Starting secondary school is an exciting time for students to meet new people in a new environment. However, it can also be a challenging and anxious time. It is important that students find a group they are comfortable with and to which they feel they belong, to help them face the challenges of starting at a new school. Exploring ways to make new friends will help students to understand the importance of friendships.

Year level



20 minutes


In class activity

SEL Competencies

Social awareness

Relationship skills

Learning intention

Students learn why making new friendships is important, by exploring how to make new friends and practising making connections.

Key outcomes

By the end of the lesson, students will be able to:

  • explain why making new friends is important in helping them to settle into a new school

  • identity ways to make new friends

  • practise making new connections by finding things in common.

Materials needed

  • Whiteboard and markers

  • Post-It notes

  • Large piece of cardboard for a Post-It poster

  • Friendship bingo cards for each student

Mapped to

Australian Curriculum: Health and Physical Education

  • Analyse the impact of changes and transitions, and devise strategies to support themselves and others through these changes (AC9HP8P02)

Australian Curriculum: General Capabilities

  • Personal and Social Capability:

    • Self-awareness

    • Self-management

  • Critical and Creative Thinking:

  • Reflecting

  • Inquiring

NSW PDHPE Syllabus

  • Examines and evaluates strategies to manage current and future challenges (PD4-1)

Victorian Curriculum: Health and Physical Education

  • Investigate the impact of transition and change on identities (VCHPEP123)

  • Evaluate strategies to manage personal, physical and social changes that occur as they grow older (VCHPEP124)

Show details

Activity 1

Class brainstorm: Friendships

5 minutes

  1. On a whiteboard or in a central place, write the question, ‘Why are friendships important?’

  2. Ask students to list reasons and discuss as you go.

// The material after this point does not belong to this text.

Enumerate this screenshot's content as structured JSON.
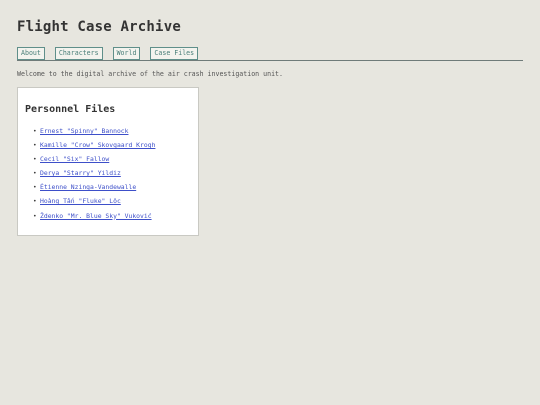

Examples include:

    • to have fun

    • to feel supported

    • to learn from

    • to provide a sense of belonging

    • to experience new things

    • to face challenges together.

  3. Conclude the activity by explaining that starting secondary school is an opportunity for them to make new friends and to build on new and existing connections. Emphasise that it's important to find a group where they feel comfortable and to which they feel they belong, as this will help them to settle into school and face the challenges that are a part of making the transition.

Activity 2

Post-It think, pair, share: Making new friends

5 minutes

  1. Ask students to think of how they could make new friends when starting secondary school.

  2. Discuss a few simple examples to get them thinking. Examples include:

    • Introduce yourself.

    • Ask questions (e.g. ‘What school are you from?’).

    • Find common interests.

    • Join a social group or sports team.

    • Ask someone to sit with you at lunch or to hang out.

    • Offer to help someone.

  3. Give students 1 minute to record on Post-It notes (or equivalent) as many ideas as they can think of.

  4. Divide students into pairs. Students share and discuss the ideas from their Post-It notes.

  5. After a few minutes, ask students to place their Post-It notes (or equivalent) on a communal poster or space.

  6. Create groups of themes with the Post-It notes and discuss as a group.

Activity 3

Bingo: Find a friend

10 minutes

  1. Explain to students that one good way to make new friends is to find people they have things in common with.

  2. Provide students a pre-filled bingo square (3x3, 4x4) with a list of common characteristics or interests. Alternatively, invite students to draw a 3x3 square in their notebooks and write a list of common characteristics or interests. Examples include:

    • likes the same sport as you

    • has the same number of family members

    • has the same coloured eyes as you

    • likes the same subject as you

    • has the same favourite colour

    • name starts with the same letter as yours

    • has the same pet as you

    • was born in the same month as you

    • has broken a bone, or the same bone as you (if you have).

  3. Invite students to roam the room, talking to different peers and/or teachers to find people who match, and then write their name in the box. Encourage students to talk, rather than quick interactions which means they will win bingo.


No time displayed

Encourage students to continue making new connections to build their support network. Emphasise that it’s important to find a group you feel comfortable with and to which you feel you belong, as this will help you to settle into school, face the inevitable challenges with peer support and have fun with new friends.